A Cal/OSHA appeals board recently upheld this interpretation, that workers should not be exposed to bloodborne pathogens, in a case involving a gay “bareback” video shoot by Bay Area company Treasure Island Media.

The board also ruled that performers should be seen as employees under the law. The adult industry in the past has argued that the bloodborne pathogen standard, first designed for medical workers, doesn't apply to porn stars, who are almost always shoot-by-shoot freelancers.

“Not only did OSHA uphold the safety violations that are the heart of this complaint, the Appeals Board also made it abundantly clear in this ruling that OSHA section 5193 of the Bloodborne Pathogens statute does, in fact, apply to the adult film industry despite the industry’s years-long protestations otherwise,” said Michael Weinstein, president of AIDS Healthcare Foundation. “In addition, this OSHA Appeals Board ruling unequivocally states that the adult film performers are employees, not independent contractors, as the industry regularly asserts, and as such are covered under OSHA workplace safety statutes.”

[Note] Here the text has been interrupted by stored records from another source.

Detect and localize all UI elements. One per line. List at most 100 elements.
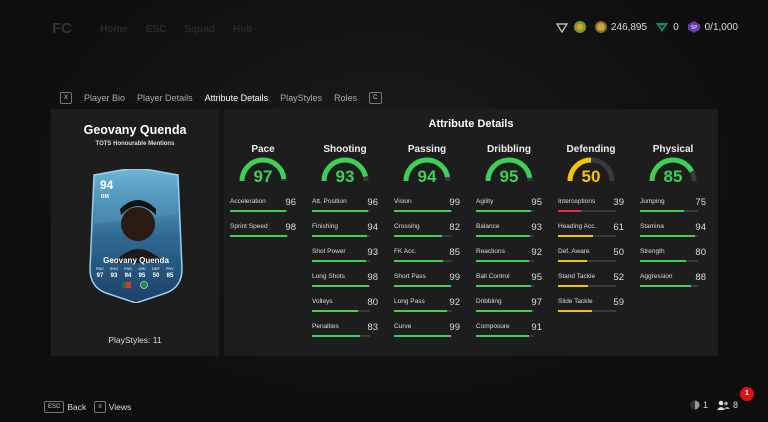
stat-name: Stamina bbox=[640, 223, 664, 230]
category-title: Physical bbox=[652, 144, 694, 155]
gauge-fill bbox=[567, 157, 592, 182]
stat-bar-fill bbox=[394, 235, 442, 237]
stat-bar bbox=[312, 285, 370, 287]
stat-value: 96 bbox=[367, 197, 378, 208]
nation-flag-icon bbox=[122, 282, 131, 288]
stat-name: Crossing bbox=[394, 223, 420, 230]
friends-count: 8 bbox=[732, 400, 738, 410]
rank-badge-icon bbox=[573, 21, 586, 33]
stat-bar bbox=[476, 210, 534, 212]
category-title: Shooting bbox=[323, 144, 367, 155]
back-key: ESC bbox=[44, 401, 65, 413]
stat-bar bbox=[394, 310, 452, 312]
stat-value: 75 bbox=[695, 197, 706, 208]
stat-value: 95 bbox=[531, 272, 542, 283]
stat-bar-fill bbox=[476, 310, 533, 312]
stat-bar bbox=[394, 335, 452, 337]
tab-roles[interactable]: Roles bbox=[334, 93, 358, 103]
tab-right-key[interactable]: C bbox=[369, 92, 382, 104]
stat-value: 99 bbox=[449, 197, 460, 208]
attribute-stat: Long Shots 98 bbox=[312, 272, 378, 293]
card-stat-label: SHO bbox=[110, 266, 119, 271]
stat-name: Finishing bbox=[312, 223, 339, 230]
stat-value: 80 bbox=[367, 297, 378, 308]
stat-bar bbox=[476, 310, 534, 312]
stat-name: Att. Position bbox=[312, 198, 347, 205]
category-value: 50 bbox=[581, 167, 601, 186]
nav-hub[interactable]: Hub bbox=[232, 24, 253, 35]
stat-value: 39 bbox=[613, 197, 624, 208]
stat-name: Slide Tackle bbox=[558, 298, 593, 305]
category-value: 97 bbox=[253, 167, 273, 186]
stat-bar-fill bbox=[312, 235, 367, 237]
stat-bar-fill bbox=[640, 210, 684, 212]
attribute-stat: Vision 99 bbox=[394, 197, 460, 218]
nav-home[interactable]: Home bbox=[100, 24, 128, 35]
views-button[interactable]: ≡ Views bbox=[94, 401, 131, 413]
stat-bar bbox=[312, 260, 370, 262]
card-stat-value: 94 bbox=[125, 273, 132, 279]
category-title: Dribbling bbox=[487, 144, 531, 155]
stat-value: 80 bbox=[695, 247, 706, 258]
division-badges bbox=[555, 20, 587, 34]
category-title: Passing bbox=[407, 144, 447, 155]
stat-value: 85 bbox=[449, 247, 460, 258]
friends-icon bbox=[716, 400, 730, 410]
sp-value: 0/1,000 bbox=[704, 21, 738, 33]
stat-value: 93 bbox=[531, 222, 542, 233]
stat-bar bbox=[558, 285, 616, 287]
stat-name: Strength bbox=[640, 248, 665, 255]
notification-badge[interactable]: 1 bbox=[740, 387, 754, 401]
stat-bar-fill bbox=[312, 260, 366, 262]
nav-esc[interactable]: ESC bbox=[145, 24, 167, 35]
stat-bar bbox=[640, 210, 698, 212]
friends-button[interactable]: 8 bbox=[716, 400, 738, 410]
player-card[interactable]: 94 RM Geovany Quenda PAC SHO PAS DRI DEF… bbox=[86, 169, 186, 303]
attribute-stat: Strength 80 bbox=[640, 247, 706, 268]
category-value: 95 bbox=[499, 167, 519, 186]
tab-attribute-details[interactable]: Attribute Details bbox=[204, 93, 269, 103]
stat-bar bbox=[558, 310, 616, 312]
stat-name: Balance bbox=[476, 223, 500, 230]
attribute-stat: Aggression 88 bbox=[640, 272, 706, 293]
stat-bar bbox=[476, 335, 534, 337]
tab-playstyles[interactable]: PlayStyles bbox=[280, 93, 323, 103]
tab-player-details[interactable]: Player Details bbox=[137, 93, 193, 103]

The ruling this month ended a six-year state investigation into the Treasure Island shoot.

Diane Duke, CEO of porn industry trade group the Free Speech Coalition, said the final reduced fine of $685 amounted to “the same fine that a company might get for not having a fully stocked first aid kit.”

“The panel ruled the lack of condoms was only a minor infraction,” Treasure Island said in a statement. The company called the decision, which reduced the fine from $18,000, “a game changer for the adult industry, and a sharp rebuke of the AIDS Healthcare Foundation, which brought the complaint.”

Credit: File photo of an adult video shoot by Star Foreman/L.A. Weekly

Credit: File photo of an adult video shoot by Star Foreman/L.A. Weekly

If porn producers are going to be hit with occasional $685 fines for lacking condoms, they'll probably chalk them up to the cost of doing business.

The adult video industry has long been based in California, one of few states where exchanging money for sex in the presence of cameras is legal.

The AIDS Healthcare Foundation argues that, because the Treasure Island case stemmed from a 2009 shoot, the state appeals board relied on an older, less-strict standard for exposure to bloodborne pathogens. As such, the group claims, producers got off easy.

“The … judging standard in effect today only requires evidence of exposure … to be considered a 'serious' violation, and is the standard going forward for all complaints,” AHF states.

Still, Treasure Island described the ruling as a “triumph.”